Zamanım var.

7.1K 309 2
                                    

   El ele avm'ye girdiğimizde Kainat hala buraya Gamze'ye hediye almaya geldiğimizi sanıyordu. Ona evde söylesem kesinlikle kabul edip, buraya gelmezdi. Onunla dün gece konuşamamıştım. Ama bu akşam Gamze'nin doğum gününden erken çıkıp, onu yıldızları izlediğimiz yere götürüp, söylecektim.

   Orası ıssızdı. Bana istediği kadar bağırabilir, hata tokatlayabilirdi. Ama kaçamaz ve beni sonuna kadar dinlemek zorunda kalırdı.  Şimdilik onunla mutlu bir gün geçirmek için zamanım var. Ve ben bunun sonuna kadar tadını çıkaracaktım. Gerçi bugün onda da tuhaf bir gerginlik vardı.

  Daha önce arayıp haber verdiğim mağazaya adım atar atmaz, hoş bir kadın, satış temsilcisi -yani tezgahtar- bizi karşıladı.

   "Hoş geldiniz Pars bey, siz de hoş geldiniz Kainat hanım." Kainat'ı şaşkın ve sorgulayan bakışlarla bırakıp bana tekrar döndü. "İstediğiniz gibi size özel bir alış veriş bölümü ayarlandı. Geniş bir deneme kabini de mevcut." Diye beni bilgilendirdi.

  Kainat, ismini söylediği için, tezgahtarda tuttuğu şaşkın bakışları bozmadan bana çevirdi.

  "Biz Gamze'ye hediye almak için gelmedik mi? Niye özel bir bölüm ve deneme kabini ayarlattın." Dedi.

   Tezgahtara dönüp, "Bize bir dakika izin verir misin?" Dedim. Kadın tebessüm edip, kasaların olduğu yöne gitti. Hâlâ kapının önünde durduğumuz için önce Kainat'ı biraz kenara çektim.
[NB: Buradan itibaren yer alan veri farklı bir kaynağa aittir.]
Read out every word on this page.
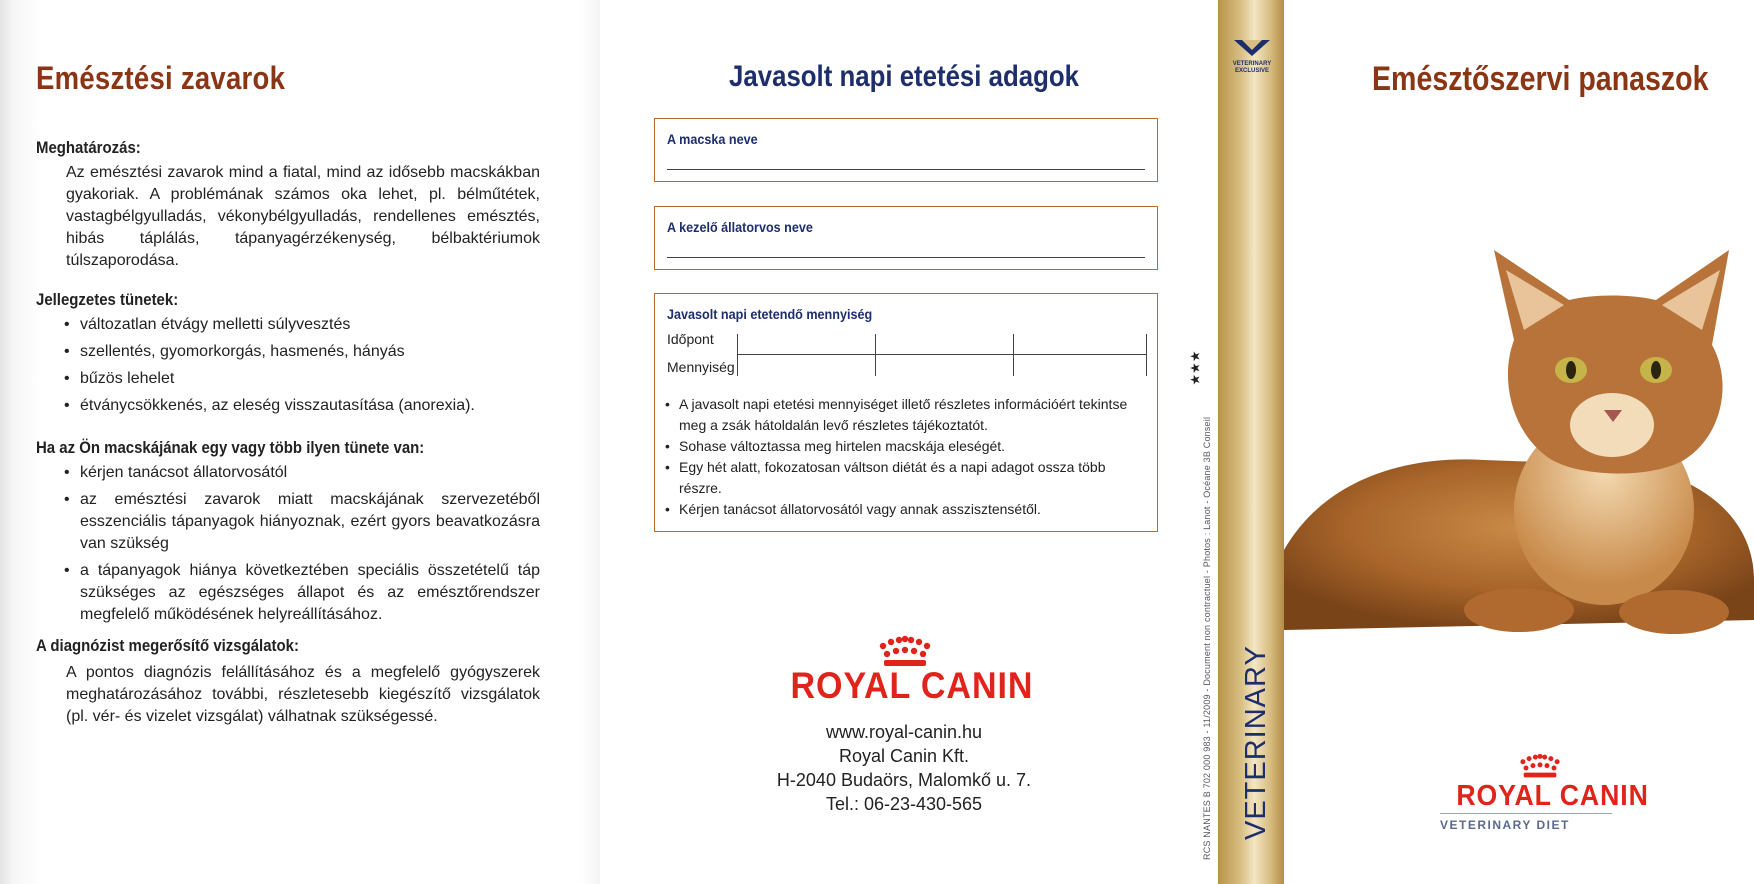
Emésztési zavarok
Meghatározás:
Az emésztési zavarok mind a fiatal, mind az idősebb macskákban gyakoriak. A problémának számos oka lehet, pl. bélműtétek, vastagbélgyulladás, vékonybélgyulladás, rendellenes emésztés, hibás táplálás, tápanyagérzékenység, bélbaktériumok túlszaporodása.
Jellegzetes tünetek:
• változatlan étvágy melletti súlyvesztés
• szellentés, gyomorkorgás, hasmenés, hányás
• bűzös lehelet
• étványcsökkenés, az eleség visszautasítása (anorexia).
Ha az Ön macskájának egy vagy több ilyen tünete van:
• kérjen tanácsot állatorvosától
• az emésztési zavarok miatt macskájának szervezetéből esszenciális tápanyagok hiányoznak, ezért gyors beavatkozásra van szükség
• a tápanyagok hiánya következtében speciális összetételű táp szükséges az egészséges állapot és az emésztőrendszer megfelelő működésének helyreállításához.
A diagnózist megerősítő vizsgálatok:
A pontos diagnózis felállításához és a megfelelő gyógyszerek meghatározásához további, részletesebb kiegészítő vizsgálatok (pl. vér- és vizelet vizsgálat) válhatnak szükségessé.
Javasolt napi etetési adagok
A macska neve
A kezelő állatorvos neve
Javasolt napi etetendő mennyiség
Időpont
Mennyiség
• A javasolt napi etetési mennyiséget illető részletes információért tekintse meg a zsák hátoldalán levő részletes tájékoztatót.
• Sohase változtassa meg hirtelen macskája eleségét.
• Egy hét alatt, fokozatosan váltson diétát és a napi adagot ossza több részre.
• Kérjen tanácsot állatorvosától vagy annak asszisztensétől.
ROYAL CANIN
www.royal-canin.hu
Royal Canin Kft.
H-2040 Budaörs, Malomkő u. 7.
Tel.: 06-23-430-565	RCS NANTES B 702 000 983 - 11/2009 - Document non contractuel - Photos : Lanot - Océane 3B Conseil
VETERINARY
EXCLUSIVE
VETERINARY
★★★
Emésztőszervi panaszok
ROYAL CANIN
VETERINARY DIET
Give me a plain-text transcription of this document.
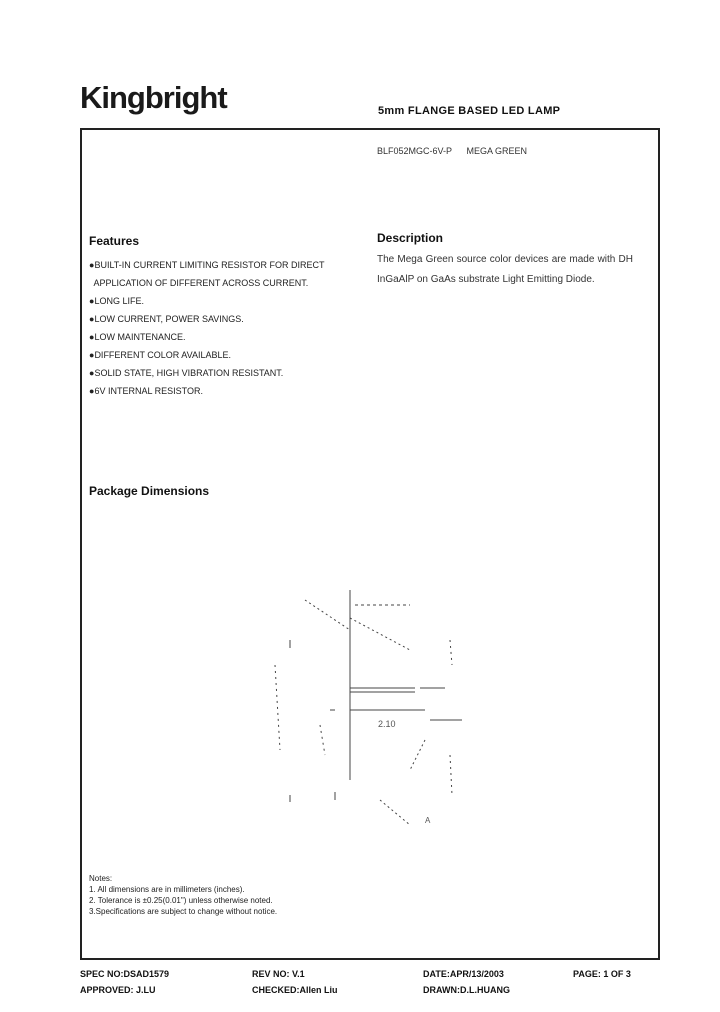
Kingbright	5mm FLANGE BASED LED LAMP
BLF052MGC-6V-P MEGA GREEN
Features
●BUILT-IN CURRENT LIMITING RESISTOR FOR DIRECT
APPLICATION OF DIFFERENT ACROSS CURRENT.
●LONG LIFE.
●LOW CURRENT, POWER SAVINGS.
●LOW MAINTENANCE.
●DIFFERENT COLOR AVAILABLE.
●SOLID STATE, HIGH VIBRATION RESISTANT.
●6V INTERNAL RESISTOR.
Description

The Mega Green source color devices are made with DH InGaAlP on GaAs substrate Light Emitting Diode.

Package Dimensions
2.10
A
Notes:
1. All dimensions are in millimeters (inches).
2. Tolerance is ±0.25(0.01") unless otherwise noted.
3.Specifications are subject to change without notice.
SPEC NO:DSAD1579	REV NO: V.1	DATE:APR/13/2003	PAGE: 1 OF 3
APPROVED: J.LU	CHECKED:Allen Liu	DRAWN:D.L.HUANG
   "Hayır, Gamze'nin hediyesini ben Fırat'la birlikte aldım zaten." Fırat kuyumcuyu şirkete çağırmış bende onunla bir hediye seçmiştim. Aslında onun şirkete kuyumcu çağıracağını öğrenince, o sadece kolye bakacağı halde yüzük de getirmesini istemiştim. Tabi yüzük Kainat içindi. Var olanları beğenmeyip, kişiye özel olan tasarım yüzüklerden birini seçmiştim. Özel olarak hazırlayacaklardı. Tabi bu detayı Kainat'a söylemedim. "Biz buraya sana kıyafet almaya geldik." Deyince yeşil gözlerini kocaman açtı.

  "Beni kandırdın? Benim bu akşam için elbisem var zaten. Teşekkürler." Deyip çıkmaya çalıştı mağazadan. Kolunu yakalayıp, tekrar kendime çektim.

   "Kainat lütfen. Sana bir şeyler almak istiyorum." Dedim, dayanamadığını bildiğim için biraz dudaklarımı büktüm. Kesin çocuk gibi görünüyordum. Ama işe yaradı, Kainat gülümsedi.

  "Ama gerek yok. Gerçekten, ihtiyacım yok." Diye diretti tabi yine.

   "İhtiyacın olduğu için değil, almak istediğim için getirdim. Lütfen."

   "Tamam ama sadece bir elbise." Diye uyardı.

   Surat astım ama oralı olmadı. Ben de pes ettim. "Tamam, bir elbise. Ama burdan çıkınca bana gidiyoruz, çünkü eve bu gece hazırlanman için kuaför çağırdım." Dedim.

   "İyi de niye? Yoldan geçerken beni bir kuaföre bırakabilirsin." Dedi.

   "Çünkü bugün bir dakika ayrı kalmak istemiyorum, senden." Deyince yüzü kızardı. Doğruyu söylemiştim. Çünkü bu gece beni terketme ihtimali yüksekti. Ama belki sonuna kadar dinleyince bana bir şans daha verirdi.

   Başka bir şey söylemeden, ayırttığım bölüme gittik. Çok sayıda kıyafet, ayakkabı ve çanta koymuşlardı. Oda geniş olduğu için kıyafetler daha geniş asılmıştı. Yani rahatca inceleye bilecekti. Tam ortada, Kabine bakan tarafta, kırmızı yuvarlak bir armut model koltuk vardı. Galiba bu benim içindi.

   Kainat içeri girip elbiseleri çoktan incelemeye başlamıştı. Elbiseler de bir şey arıyor gibiydi. Yeşil gözleri gülerek bana baktı.

   "Fiyat etiketlerinin olmaması da senin isteğin sanırım." Dedi.